Only a score of years ago the Lutheran Church-Missouri Synod began as a “late comer” to give serious attention to the nation’s campuses as major spheres of church activity. Even this late start was further retarded by World War II, which drained colleges and universities of their male students. By this time other denominations, more in America’s mainstream, had become strongly entrenched on campus borders with impressive churches and adjoining student centers. Their formula called for normal parishes in the immediate environs of the university, with additional facilities and staff workers to serve students.

The Lutheran Church-Missouri Synod did not to any appreciable extent partake of this phase of the campus-community ministry. What congregations it had in university cities were usually located on “the other end of town.” Lutheran constituents on campus were of insufficient strength to draw congregations toward campus.

In the awakening period not a few complainants were heard to say: “We have missed the bus.” Relating as it did to the status quo, the complaint failed to take into account the possibility of fresh, new approaches. Indeed, although one bus was missed, other, perhaps better, modes of transportation soon appeared.

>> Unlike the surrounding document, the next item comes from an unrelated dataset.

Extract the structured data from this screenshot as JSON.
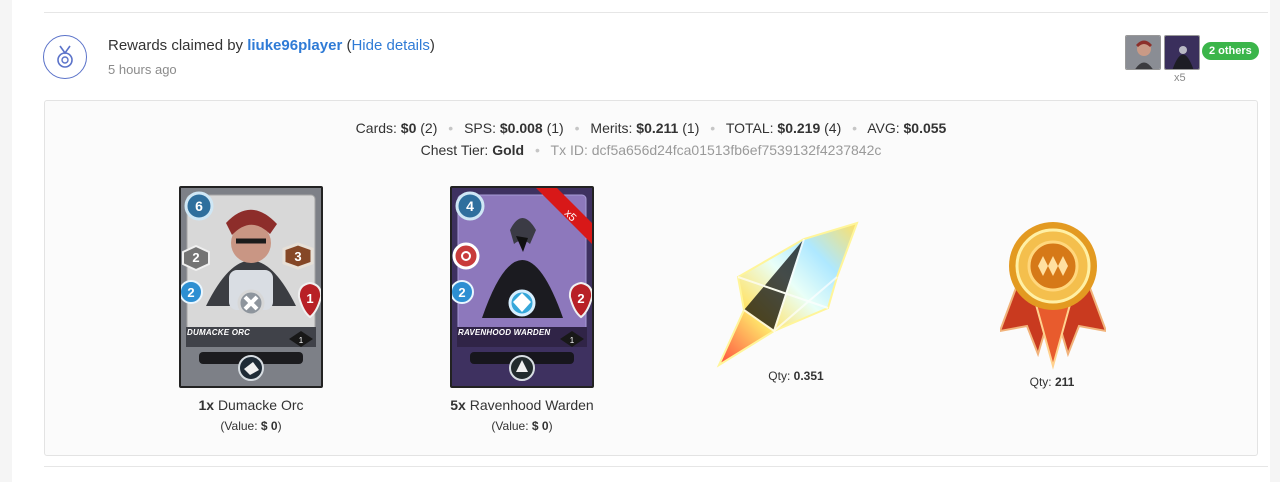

The Lutheran Church-Missouri Synod is now persuaded that it has more than made up for lost time by introducing a daring plan of outreach to students. From outside observers this venture elicits everything from predictions of failure to undisguised admiration. Confident of success, Missouri Synod claims no patent on its campus program. It invites other communions to assay the ingredients of a plan that is moving students from the periphery to the center of a Christ-centered gospel ministry. With campus enrollments reaching an all-time high of 3,160,000 and still mounting, new frontiers of faith must be found within our college-bred generation.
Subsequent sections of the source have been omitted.